Meine eigentliche Arbeit ist gar nicht das Schreiben oder das Entwickeln neuer Kurse. Deine wirkliche Arbeit – deine Lebensarbeit – ist auch nicht das, was du tagtäglich im Büro tust. Viel wichtiger ist etwas anderes. Meine wichtige Arbeit mache ich morgens im Bett. (Aber es ist nicht das, was du jetzt vielleicht denkst …)

Ich schlafe jeden Tag bis 9 oder 10. Eigentlich beginnt dann mein Arbeitstag. Im Heimbüro für ganzichselbst. Aber am Vormittag, manchmal an trüben Tagen noch immer im Halbdunklen, fühle ich mich immer noch schwer, komme nicht in Gang und kriege noch nichts gebacken.

Früher hab ich dann rumgesurft oder halbherzig versucht, etwas zu schreiben und hab mich dann über mich selbst geärgert, dass es noch nicht geht. Noch nicht mal mit Kaffee.

Dann hatte ich ein schlechtes Gewissen und machte mir Zeitdruck. Ich muss doch was schaffen. Ich muss doch Geld verdienen.

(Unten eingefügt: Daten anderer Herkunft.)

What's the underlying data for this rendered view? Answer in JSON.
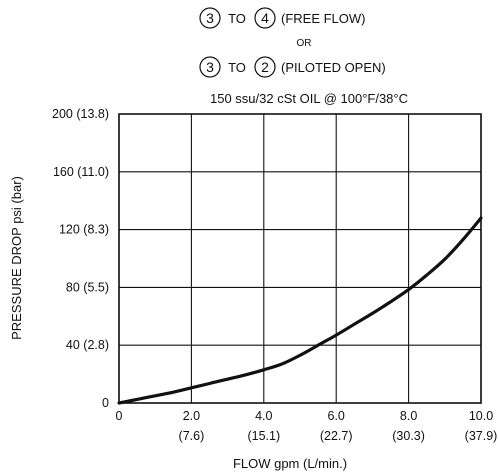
{
  "chart_data": {
    "type": "line",
    "title": {
      "line1": {
        "from": "3",
        "connector": "TO",
        "to": "4",
        "note": "(FREE FLOW)"
      },
      "line2": "OR",
      "line3": {
        "from": "3",
        "connector": "TO",
        "to": "2",
        "note": "(PILOTED OPEN)"
      },
      "subtitle": "150 ssu/32 cSt OIL @ 100°F/38°C"
    },
    "xlabel": "FLOW gpm (L/min.)",
    "ylabel": "PRESSURE  DROP psi  (bar)",
    "xlim": [
      0,
      10
    ],
    "ylim": [
      0,
      200
    ],
    "grid": true,
    "x_ticks": [
      {
        "value": 0,
        "label": "0",
        "sublabel": ""
      },
      {
        "value": 2,
        "label": "2.0",
        "sublabel": "(7.6)"
      },
      {
        "value": 4,
        "label": "4.0",
        "sublabel": "(15.1)"
      },
      {
        "value": 6,
        "label": "6.0",
        "sublabel": "(22.7)"
      },
      {
        "value": 8,
        "label": "8.0",
        "sublabel": "(30.3)"
      },
      {
        "value": 10,
        "label": "10.0",
        "sublabel": "(37.9)"
      }
    ],
    "y_ticks": [
      {
        "value": 0,
        "label": "0"
      },
      {
        "value": 40,
        "label": "40 (2.8)"
      },
      {
        "value": 80,
        "label": "80 (5.5)"
      },
      {
        "value": 120,
        "label": "120 (8.3)"
      },
      {
        "value": 160,
        "label": "160 (11.0)"
      },
      {
        "value": 200,
        "label": "200 (13.8)"
      }
    ],
    "series": [
      {
        "color": "#111111",
        "x": [
          0,
          0.5,
          1.0,
          1.5,
          2.0,
          2.5,
          3.0,
          3.5,
          4.0,
          4.5,
          5.0,
          5.5,
          6.0,
          6.5,
          7.0,
          7.5,
          8.0,
          8.5,
          9.0,
          9.5,
          10.0
        ],
        "y": [
          0,
          2.5,
          5,
          7.5,
          10.5,
          13.5,
          16.5,
          19.5,
          23,
          27,
          33,
          40,
          47,
          54.5,
          62,
          70,
          78.5,
          88.5,
          99.5,
          113,
          128
        ]
      }
    ]
  }
}
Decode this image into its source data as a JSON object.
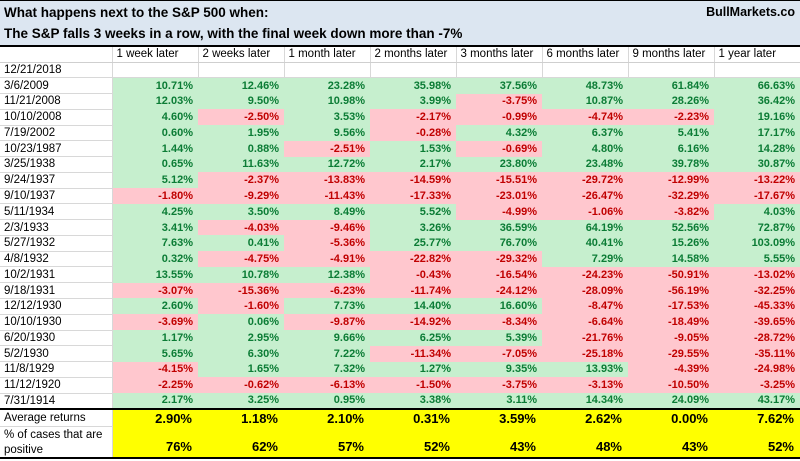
{
  "header": {
    "title_line1": "What happens next to the S&P 500 when:",
    "title_line2": "The S&P falls 3 weeks in a row, with the final week down more than -7%",
    "brand": "BullMarkets.co"
  },
  "colors": {
    "banner_bg": "#dce6f1",
    "positive_bg": "#c6efce",
    "positive_text": "#0b7c35",
    "negative_bg": "#ffc7ce",
    "negative_text": "#c00000",
    "summary_bg": "#ffff00",
    "gridline": "#d8d8d8",
    "border": "#000000"
  },
  "table": {
    "columns": [
      "1 week later",
      "2 weeks later",
      "1 month later",
      "2 months later",
      "3 months later",
      "6 months later",
      "9 months later",
      "1 year later"
    ],
    "rows": [
      {
        "date": "12/21/2018",
        "values": [
          "",
          "",
          "",
          "",
          "",
          "",
          "",
          ""
        ]
      },
      {
        "date": "3/6/2009",
        "values": [
          "10.71%",
          "12.46%",
          "23.28%",
          "35.98%",
          "37.56%",
          "48.73%",
          "61.84%",
          "66.63%"
        ]
      },
      {
        "date": "11/21/2008",
        "values": [
          "12.03%",
          "9.50%",
          "10.98%",
          "3.99%",
          "-3.75%",
          "10.87%",
          "28.26%",
          "36.42%"
        ]
      },
      {
        "date": "10/10/2008",
        "values": [
          "4.60%",
          "-2.50%",
          "3.53%",
          "-2.17%",
          "-0.99%",
          "-4.74%",
          "-2.23%",
          "19.16%"
        ]
      },
      {
        "date": "7/19/2002",
        "values": [
          "0.60%",
          "1.95%",
          "9.56%",
          "-0.28%",
          "4.32%",
          "6.37%",
          "5.41%",
          "17.17%"
        ]
      },
      {
        "date": "10/23/1987",
        "values": [
          "1.44%",
          "0.88%",
          "-2.51%",
          "1.53%",
          "-0.69%",
          "4.80%",
          "6.16%",
          "14.28%"
        ]
      },
      {
        "date": "3/25/1938",
        "values": [
          "0.65%",
          "11.63%",
          "12.72%",
          "2.17%",
          "23.80%",
          "23.48%",
          "39.78%",
          "30.87%"
        ]
      },
      {
        "date": "9/24/1937",
        "values": [
          "5.12%",
          "-2.37%",
          "-13.83%",
          "-14.59%",
          "-15.51%",
          "-29.72%",
          "-12.99%",
          "-13.22%"
        ]
      },
      {
        "date": "9/10/1937",
        "values": [
          "-1.80%",
          "-9.29%",
          "-11.43%",
          "-17.33%",
          "-23.01%",
          "-26.47%",
          "-32.29%",
          "-17.67%"
        ]
      },
      {
        "date": "5/11/1934",
        "values": [
          "4.25%",
          "3.50%",
          "8.49%",
          "5.52%",
          "-4.99%",
          "-1.06%",
          "-3.82%",
          "4.03%"
        ]
      },
      {
        "date": "2/3/1933",
        "values": [
          "3.41%",
          "-4.03%",
          "-9.46%",
          "3.26%",
          "36.59%",
          "64.19%",
          "52.56%",
          "72.87%"
        ]
      },
      {
        "date": "5/27/1932",
        "values": [
          "7.63%",
          "0.41%",
          "-5.36%",
          "25.77%",
          "76.70%",
          "40.41%",
          "15.26%",
          "103.09%"
        ]
      },
      {
        "date": "4/8/1932",
        "values": [
          "0.32%",
          "-4.75%",
          "-4.91%",
          "-22.82%",
          "-29.32%",
          "7.29%",
          "14.58%",
          "5.55%"
        ]
      },
      {
        "date": "10/2/1931",
        "values": [
          "13.55%",
          "10.78%",
          "12.38%",
          "-0.43%",
          "-16.54%",
          "-24.23%",
          "-50.91%",
          "-13.02%"
        ]
      },
      {
        "date": "9/18/1931",
        "values": [
          "-3.07%",
          "-15.36%",
          "-6.23%",
          "-11.74%",
          "-24.12%",
          "-28.09%",
          "-56.19%",
          "-32.25%"
        ]
      },
      {
        "date": "12/12/1930",
        "values": [
          "2.60%",
          "-1.60%",
          "7.73%",
          "14.40%",
          "16.60%",
          "-8.47%",
          "-17.53%",
          "-45.33%"
        ]
      },
      {
        "date": "10/10/1930",
        "values": [
          "-3.69%",
          "0.06%",
          "-9.87%",
          "-14.92%",
          "-8.34%",
          "-6.64%",
          "-18.49%",
          "-39.65%"
        ]
      },
      {
        "date": "6/20/1930",
        "values": [
          "1.17%",
          "2.95%",
          "9.66%",
          "6.25%",
          "5.39%",
          "-21.76%",
          "-9.05%",
          "-28.72%"
        ]
      },
      {
        "date": "5/2/1930",
        "values": [
          "5.65%",
          "6.30%",
          "7.22%",
          "-11.34%",
          "-7.05%",
          "-25.18%",
          "-29.55%",
          "-35.11%"
        ]
      },
      {
        "date": "11/8/1929",
        "values": [
          "-4.15%",
          "1.65%",
          "7.32%",
          "1.27%",
          "9.35%",
          "13.93%",
          "-4.39%",
          "-24.98%"
        ]
      },
      {
        "date": "11/12/1920",
        "values": [
          "-2.25%",
          "-0.62%",
          "-6.13%",
          "-1.50%",
          "-3.75%",
          "-3.13%",
          "-10.50%",
          "-3.25%"
        ]
      },
      {
        "date": "7/31/1914",
        "values": [
          "2.17%",
          "3.25%",
          "0.95%",
          "3.38%",
          "3.11%",
          "14.34%",
          "24.09%",
          "43.17%"
        ]
      }
    ],
    "summary": {
      "avg_label": "Average returns",
      "avg_values": [
        "2.90%",
        "1.18%",
        "2.10%",
        "0.31%",
        "3.59%",
        "2.62%",
        "0.00%",
        "7.62%"
      ],
      "pct_label": "% of cases that are positive",
      "pct_values": [
        "76%",
        "62%",
        "57%",
        "52%",
        "43%",
        "48%",
        "43%",
        "52%"
      ]
    }
  }
}
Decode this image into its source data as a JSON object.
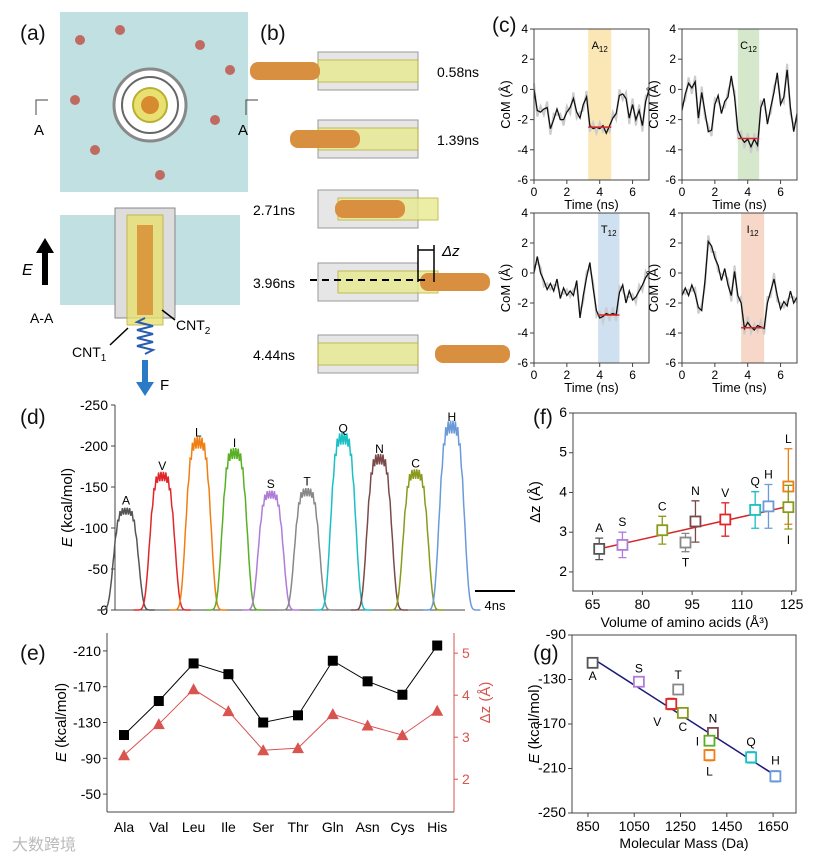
{
  "panel_labels": {
    "a": "(a)",
    "b": "(b)",
    "c": "(c)",
    "d": "(d)",
    "e": "(e)",
    "f": "(f)",
    "g": "(g)"
  },
  "panel_a": {
    "section_mark_left": "A",
    "section_mark_right": "A",
    "field_label": "E",
    "section_label": "A-A",
    "cnt1": "CNT",
    "cnt1_sub": "1",
    "cnt2": "CNT",
    "cnt2_sub": "2",
    "force_label": "F"
  },
  "panel_b": {
    "times": [
      "0.58ns",
      "1.39ns",
      "2.71ns",
      "3.96ns",
      "4.44ns"
    ],
    "delta_label": "Δz"
  },
  "watermark": "大数跨境",
  "chart_data": [
    {
      "id": "c",
      "type": "line",
      "xlabel": "Time (ns)",
      "ylabel": "CoM (Å)",
      "xlim": [
        0,
        7
      ],
      "ylim": [
        -6,
        4
      ],
      "xticks": [
        0,
        2,
        4,
        6
      ],
      "yticks": [
        -6,
        -4,
        -2,
        0,
        2,
        4
      ],
      "dt": 0.2,
      "series": [
        {
          "name": "A",
          "sub": "12",
          "band": [
            3.3,
            4.7
          ],
          "band_color": "#fbe7b5",
          "mean": -2.5,
          "values": [
            0,
            -1.4,
            -1.5,
            -1.3,
            -1.2,
            -2.6,
            -2.0,
            -1.3,
            -2.0,
            -2.0,
            -1.5,
            -1.2,
            -0.6,
            -1.5,
            -1.9,
            -1.0,
            -0.5,
            -2.4,
            -2.6,
            -2.5,
            -2.6,
            -2.4,
            -2.9,
            -2.4,
            -1.9,
            -1.6,
            -0.4,
            -0.3,
            -0.6,
            -1.9,
            -1.0,
            -2.0,
            -1.4,
            -2.4,
            -0.8,
            0
          ]
        },
        {
          "name": "C",
          "sub": "12",
          "band": [
            3.4,
            4.7
          ],
          "band_color": "#d6e8cc",
          "mean": -3.25,
          "values": [
            -1.4,
            -0.3,
            0.4,
            0.1,
            0.5,
            -1.9,
            -0.2,
            -1.5,
            -2.8,
            -2.7,
            -1.0,
            -0.4,
            -1.6,
            -0.8,
            -0.5,
            0.9,
            -0.5,
            -2.7,
            -3.2,
            -3.5,
            -3.3,
            -3.8,
            -3.3,
            -3.7,
            -1.2,
            -0.6,
            -2.3,
            -1.2,
            -0.2,
            1.1,
            -1.0,
            -0.5,
            1.3,
            -1.2,
            -2.8,
            -1.6
          ]
        },
        {
          "name": "T",
          "sub": "12",
          "band": [
            3.9,
            5.2
          ],
          "band_color": "#cfe0f0",
          "mean": -2.8,
          "values": [
            0,
            1.1,
            0,
            -0.5,
            -1.1,
            -0.7,
            -1.2,
            -0.4,
            -1.7,
            -1.0,
            -1.5,
            -1.2,
            -1.5,
            -0.5,
            -3.0,
            -1.5,
            -0.3,
            0.7,
            -1.0,
            -2.5,
            -3.0,
            -2.9,
            -2.7,
            -2.8,
            -2.7,
            -2.8,
            -1.3,
            -0.8,
            -2.0,
            -1.2,
            -1.8,
            -1.6,
            -1.2,
            -0.8,
            -0.3,
            0
          ]
        },
        {
          "name": "I",
          "sub": "12",
          "band": [
            3.6,
            5.0
          ],
          "band_color": "#f7d7c8",
          "mean": -3.65,
          "values": [
            -1.5,
            -1.0,
            -1.5,
            -0.8,
            -1.4,
            -2.3,
            -2.5,
            -0.5,
            2.1,
            1.8,
            1.0,
            0.5,
            -0.5,
            0.3,
            -0.8,
            -1.5,
            0.1,
            -1.5,
            -2.0,
            -3.7,
            -3.3,
            -3.6,
            -3.8,
            -3.5,
            -3.6,
            -3.7,
            -2.0,
            -1.2,
            -0.4,
            -1.5,
            -2.4,
            -1.9,
            -2.2,
            -1.2,
            -2.0,
            -1.6
          ]
        }
      ]
    },
    {
      "id": "d",
      "type": "line",
      "ylabel": "E (kcal/mol)",
      "ylabel_italic": "E",
      "ylabel_rest": " (kcal/mol)",
      "ylim": [
        0,
        -250
      ],
      "yticks": [
        -250,
        -200,
        -150,
        -100,
        -50,
        0
      ],
      "scale_bar": "4ns",
      "peaks": [
        {
          "label": "A",
          "value": -120,
          "color": "#555555"
        },
        {
          "label": "V",
          "value": -162,
          "color": "#e0262a"
        },
        {
          "label": "L",
          "value": -203,
          "color": "#f07f12"
        },
        {
          "label": "I",
          "value": -190,
          "color": "#58b024"
        },
        {
          "label": "S",
          "value": -140,
          "color": "#b07cd8"
        },
        {
          "label": "T",
          "value": -143,
          "color": "#888888"
        },
        {
          "label": "Q",
          "value": -208,
          "color": "#19c0c4"
        },
        {
          "label": "N",
          "value": -183,
          "color": "#7a4a4a"
        },
        {
          "label": "C",
          "value": -165,
          "color": "#8a9a1a"
        },
        {
          "label": "H",
          "value": -222,
          "color": "#6a9ad8"
        }
      ]
    },
    {
      "id": "e",
      "type": "line",
      "categories": [
        "Ala",
        "Val",
        "Leu",
        "Ile",
        "Ser",
        "Thr",
        "Gln",
        "Asn",
        "Cys",
        "His"
      ],
      "ylabel": "E (kcal/mol)",
      "ylabel_italic": "E",
      "ylabel_rest": " (kcal/mol)",
      "ylim": [
        -30,
        -230
      ],
      "yticks": [
        -210,
        -170,
        -130,
        -90,
        -50
      ],
      "y2label": "Δz (Å)",
      "y2lim": [
        1.22,
        5.48
      ],
      "y2ticks": [
        2,
        3,
        4,
        5
      ],
      "series": [
        {
          "name": "E",
          "axis": "left",
          "color": "#000000",
          "marker": "square",
          "values": [
            -116,
            -154,
            -196,
            -184,
            -130,
            -138,
            -199,
            -176,
            -161,
            -216
          ]
        },
        {
          "name": "Δz",
          "axis": "right",
          "color": "#d9534f",
          "marker": "triangle",
          "values": [
            2.57,
            3.31,
            4.14,
            3.62,
            2.69,
            2.74,
            3.55,
            3.28,
            3.05,
            3.63
          ]
        }
      ]
    },
    {
      "id": "f",
      "type": "scatter",
      "xlabel": "Volume of amino acids (Å³)",
      "ylabel": "Δz (Å)",
      "xlim": [
        59.1,
        126.3
      ],
      "ylim": [
        1.52,
        6
      ],
      "xticks": [
        65,
        80,
        95,
        110,
        125
      ],
      "yticks": [
        2,
        3,
        4,
        5,
        6
      ],
      "fit_color": "#d62728",
      "fit": [
        [
          67,
          2.58
        ],
        [
          124,
          3.65
        ]
      ],
      "points": [
        {
          "label": "A",
          "x": 67,
          "y": 2.58,
          "err": 0.27,
          "color": "#555555",
          "lpos": "top"
        },
        {
          "label": "S",
          "x": 74,
          "y": 2.68,
          "err": 0.32,
          "color": "#b07cd8",
          "lpos": "top"
        },
        {
          "label": "C",
          "x": 86,
          "y": 3.05,
          "err": 0.35,
          "color": "#8a9a1a",
          "lpos": "top"
        },
        {
          "label": "T",
          "x": 93,
          "y": 2.74,
          "err": 0.23,
          "color": "#888888",
          "lpos": "bottom"
        },
        {
          "label": "N",
          "x": 96,
          "y": 3.27,
          "err": 0.52,
          "color": "#7a4a4a",
          "lpos": "top"
        },
        {
          "label": "V",
          "x": 105,
          "y": 3.32,
          "err": 0.42,
          "color": "#e0262a",
          "lpos": "top"
        },
        {
          "label": "Q",
          "x": 114,
          "y": 3.56,
          "err": 0.46,
          "color": "#19c0c4",
          "lpos": "top"
        },
        {
          "label": "H",
          "x": 118,
          "y": 3.65,
          "err": 0.55,
          "color": "#6a9ad8",
          "lpos": "top"
        },
        {
          "label": "L",
          "x": 124,
          "y": 4.15,
          "err": 0.95,
          "color": "#f07f12",
          "lpos": "top"
        },
        {
          "label": "I",
          "x": 124,
          "y": 3.63,
          "err": 0.55,
          "color": "#8a9a1a",
          "lpos": "bottom"
        }
      ]
    },
    {
      "id": "g",
      "type": "scatter",
      "xlabel": "Molecular Mass (Da)",
      "ylabel": "E (kcal/mol)",
      "ylabel_italic": "E",
      "ylabel_rest": " (kcal/mol)",
      "xlim": [
        781,
        1749
      ],
      "ylim": [
        -250,
        -90
      ],
      "xticks": [
        850,
        1050,
        1250,
        1450,
        1650
      ],
      "yticks": [
        -250,
        -210,
        -170,
        -130,
        -90
      ],
      "fit_color": "#1a1a7a",
      "fit": [
        [
          870,
          -111
        ],
        [
          1650,
          -215
        ]
      ],
      "points": [
        {
          "label": "A",
          "x": 870,
          "y": -115,
          "err": 2,
          "color": "#555555",
          "lpos": "bottom"
        },
        {
          "label": "S",
          "x": 1070,
          "y": -132,
          "err": 3,
          "color": "#b07cd8",
          "lpos": "top"
        },
        {
          "label": "T",
          "x": 1240,
          "y": -139,
          "err": 4,
          "color": "#888888",
          "lpos": "top"
        },
        {
          "label": "V",
          "x": 1210,
          "y": -152,
          "err": 5,
          "color": "#e0262a",
          "lpos": "bottomleft"
        },
        {
          "label": "C",
          "x": 1260,
          "y": -160,
          "err": 3,
          "color": "#8a9a1a",
          "lpos": "bottom"
        },
        {
          "label": "N",
          "x": 1390,
          "y": -178,
          "err": 4,
          "color": "#7a4a4a",
          "lpos": "top"
        },
        {
          "label": "I",
          "x": 1375,
          "y": -185,
          "err": 3,
          "color": "#58b024",
          "lpos": "left"
        },
        {
          "label": "L",
          "x": 1375,
          "y": -198,
          "err": 5,
          "color": "#f07f12",
          "lpos": "bottom"
        },
        {
          "label": "Q",
          "x": 1555,
          "y": -200,
          "err": 5,
          "color": "#19c0c4",
          "lpos": "top"
        },
        {
          "label": "H",
          "x": 1660,
          "y": -217,
          "err": 5,
          "color": "#6a9ad8",
          "lpos": "top"
        }
      ]
    }
  ]
}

Inzwischen habe ich gelernt, damit viel besser umzugehen und mich nicht mehr dafür zu verurteilen.

Irgendwann, unbemerkt beinahe, verfalle ich doch noch in Arbeitsmodus. Dann höre ich beispielsweise etwas Interessantes, und daraus ergibt sich fast von selbst ein Blogpost oder eine neue Produkt- oder Marketingidee, die ich dann, weil ich in Schwung bin, auch sofort umsetze. Das ist meist nicht geplant. Es passiert dann wie von selbst. Da fällt mir in der Badewanne oder auf dem Weg zum Einkaufen ein völlig neues Produkt ein. Oder ich mache schon mal in einer Nacht einen kompletten Blogumzug zu einem neuen Anbieter. Etwas, was ich schon monatelang auf der To do-Liste hatte, wovor ich mich aber total gefürchtet hatte.

Jedenfalls – das ist das, was ich offiziell als meine Arbeit bezeichne: Das Schreiben, Kreieren, Bewerben meiner Angebote.

Irgendwann gegen 22 oder 23 Uhr gehe ich ins Bett, mit dem Vorsatz, zu schlafen. Aber ich kann nicht einschlafen. Meine Gedanken sind hellwach und überlegen sich – jetzt bewusst – noch eine Marketingstrategie. (Ich denke, es liegt daran, dass jetzt endlich der Bildschirm vor meiner Nase aus ist. Der bindet nämlich Gedanken und macht sie zu Knoten oder Kreisen.) Oder ich schalte mir einen Vortrag an – und dann geht meine eigentliche, wirklich wichtige Arbeit los.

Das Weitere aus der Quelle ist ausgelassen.